Phone at public pool
Senators release letter outlining loose FBI restrictions regarding “stingray” technology. Lee Celano/Reuters

It is well known that law enforcement agencies sometimes use "stingrays"—devices that mimic cellphone towers—to collect everything from cell users' locations to their call logs. But the details of such use, including when and how stingray technology is employed, remain shrouded in secrecy. Now, two members of the Senate Judiciary Committee have reached out to Attorney General Eric Holder to question an FBI policy that makes major exceptions to requirements that search warrants be acquired before employing stingray technology.

As reported in Ars Technica, Senate Judiciary Committee members Senator Patrick Leahy, D-Vermont, and Senator Chuck Grassley, R-Iowa, penned a letter to Holder and Secretary of Homeland Security Jeh Johnson following private meetings with the FBI.

In the December 23 letter, which was released last week, the senators explain that the FBI's new policy, "requires FBI agents to obtain a search warrant whenever a cell-site simulator is used as part of a FBI investigation or operation, unless one of several exceptions apply, including: (1) cases that pose an imminent danger to public safety, (2) cases that involve a fugitive, or (3) cases in which the technology is used in public places or other locations at which the FBI deems there is no reasonable expectation of privacy."
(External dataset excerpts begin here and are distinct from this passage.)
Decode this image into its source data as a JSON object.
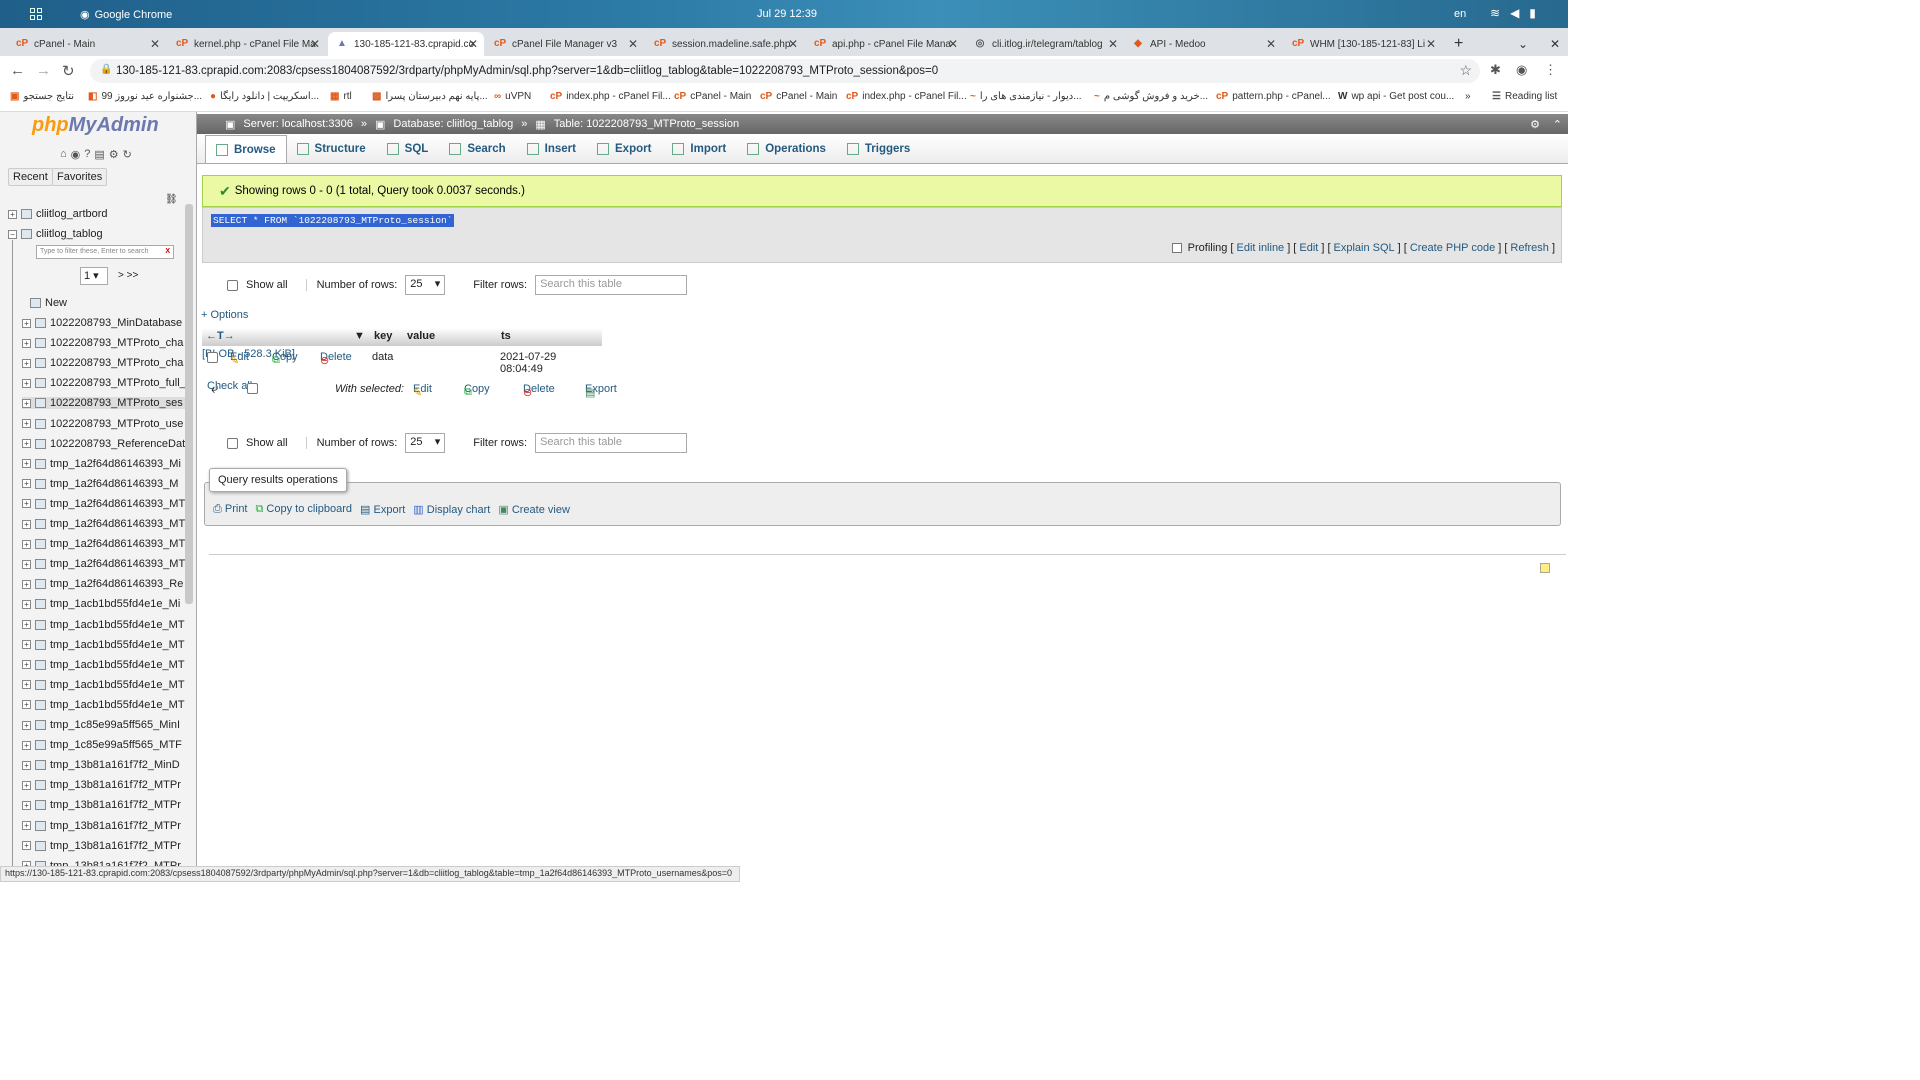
{
  "os": {
    "app": "Google Chrome",
    "clock": "Jul 29  12:39",
    "lang": "en"
  },
  "tabs": [
    {
      "title": "cPanel - Main"
    },
    {
      "title": "kernel.php - cPanel File Ma"
    },
    {
      "title": "130-185-121-83.cprapid.co"
    },
    {
      "title": "cPanel File Manager v3"
    },
    {
      "title": "session.madeline.safe.php"
    },
    {
      "title": "api.php - cPanel File Mana"
    },
    {
      "title": "cli.itlog.ir/telegram/tablog"
    },
    {
      "title": "API - Medoo"
    },
    {
      "title": "WHM [130-185-121-83] Li"
    }
  ],
  "url": "130-185-121-83.cprapid.com:2083/cpsess1804087592/3rdparty/phpMyAdmin/sql.php?server=1&db=cliitlog_tablog&table=1022208793_MTProto_session&pos=0",
  "bookmarks": [
    "نتایج جستجو",
    "جشنواره عید نوروز 99...",
    "اسکریپت | دانلود رایگا...",
    "rtl",
    "پایه نهم دبیرستان پسرا...",
    "uVPN",
    "index.php - cPanel Fil...",
    "cPanel - Main",
    "cPanel - Main",
    "index.php - cPanel Fil...",
    "دیوار - نیازمندی های را...",
    "خرید و فروش گوشی م...",
    "pattern.php - cPanel...",
    "wp api - Get post cou...",
    "Reading list"
  ],
  "sidebar": {
    "logo_php": "php",
    "logo_my": "MyAdmin",
    "recent": "Recent",
    "favorites": "Favorites",
    "databases": [
      "cliitlog_artbord",
      "cliitlog_tablog"
    ],
    "filter_placeholder": "Type to filter these, Enter to search",
    "filter_clear": "X",
    "page": "1",
    "next": "> >>",
    "new": "New",
    "tables": [
      "1022208793_MinDatabase",
      "1022208793_MTProto_cha",
      "1022208793_MTProto_cha",
      "1022208793_MTProto_full_",
      "1022208793_MTProto_ses",
      "1022208793_MTProto_use",
      "1022208793_ReferenceDat",
      "tmp_1a2f64d86146393_Mi",
      "tmp_1a2f64d86146393_M",
      "tmp_1a2f64d86146393_MT",
      "tmp_1a2f64d86146393_MT",
      "tmp_1a2f64d86146393_MT",
      "tmp_1a2f64d86146393_MT",
      "tmp_1a2f64d86146393_Re",
      "tmp_1acb1bd55fd4e1e_Mi",
      "tmp_1acb1bd55fd4e1e_MT",
      "tmp_1acb1bd55fd4e1e_MT",
      "tmp_1acb1bd55fd4e1e_MT",
      "tmp_1acb1bd55fd4e1e_MT",
      "tmp_1acb1bd55fd4e1e_MT",
      "tmp_1c85e99a5ff565_MinI",
      "tmp_1c85e99a5ff565_MTF",
      "tmp_13b81a161f7f2_MinD",
      "tmp_13b81a161f7f2_MTPr",
      "tmp_13b81a161f7f2_MTPr",
      "tmp_13b81a161f7f2_MTPr",
      "tmp_13b81a161f7f2_MTPr",
      "tmp_13b81a161f7f2_MTPr"
    ]
  },
  "breadcrumb": {
    "server": "Server: localhost:3306",
    "database": "Database: cliitlog_tablog",
    "table": "Table: 1022208793_MTProto_session"
  },
  "main_tabs": [
    "Browse",
    "Structure",
    "SQL",
    "Search",
    "Insert",
    "Export",
    "Import",
    "Operations",
    "Triggers"
  ],
  "success": "Showing rows 0 - 0 (1 total, Query took 0.0037 seconds.)",
  "sql": "SELECT * FROM `1022208793_MTProto_session`",
  "sql_links": {
    "profiling": "Profiling",
    "edit_inline": "Edit inline",
    "edit": "Edit",
    "explain": "Explain SQL",
    "php": "Create PHP code",
    "refresh": "Refresh"
  },
  "controls": {
    "show_all": "Show all",
    "num_rows": "Number of rows:",
    "rows_value": "25",
    "filter": "Filter rows:",
    "filter_placeholder": "Search this table"
  },
  "options": "+ Options",
  "columns": [
    "key",
    "value",
    "ts"
  ],
  "row": {
    "edit": "Edit",
    "copy": "Copy",
    "delete": "Delete",
    "key": "data",
    "value": "[BLOB - 528.3 KiB]",
    "ts": "2021-07-29 08:04:49"
  },
  "with_selected": {
    "check_all": "Check all",
    "label": "With selected:",
    "edit": "Edit",
    "copy": "Copy",
    "delete": "Delete",
    "export": "Export"
  },
  "qro": {
    "legend": "Query results operations",
    "print": "Print",
    "clipboard": "Copy to clipboard",
    "export": "Export",
    "chart": "Display chart",
    "view": "Create view"
  },
  "status_url": "https://130-185-121-83.cprapid.com:2083/cpsess1804087592/3rdparty/phpMyAdmin/sql.php?server=1&db=cliitlog_tablog&table=tmp_1a2f64d86146393_MTProto_usernames&pos=0"
}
The letter goes on to say that these broad exceptions are worrisome, and wonders "whether the FBI and other law enforcement agencies have adequately considered the privacy interests of other individuals who are not the targets of the interception, but whose information is nevertheless being collected when these devices are being used."

Already, nine states have passed laws that require police to obtain a warrant before tracking a cellphone in real time. But the Obama administration has long-maintained that there should be no presumption of privacy in public places.

In 2010, a federal appeals court reversed the conviction and life sentence of a cocaine dealer whose car was tracked with a GPS for a month without a warrant. The administration demanded the court rehear the case, saying that "the panel's conclusion that [Antoine] Jones had a reasonable expectation of privacy in the public movements of his Jeep rested on the premise that an individual has a reasonable expectation of privacy in the totality of his or her movements in public places."

In 2013, police placed a webcam on a utility pole in order to surveil the home of a suspected drug dealer for six weeks. The government argued that "law enforcement is authorized to use the pole camera only to record activities that are otherwise open to public view and not protected by the Fourth Amendment." In December, a federal judge decided to toss the evidence.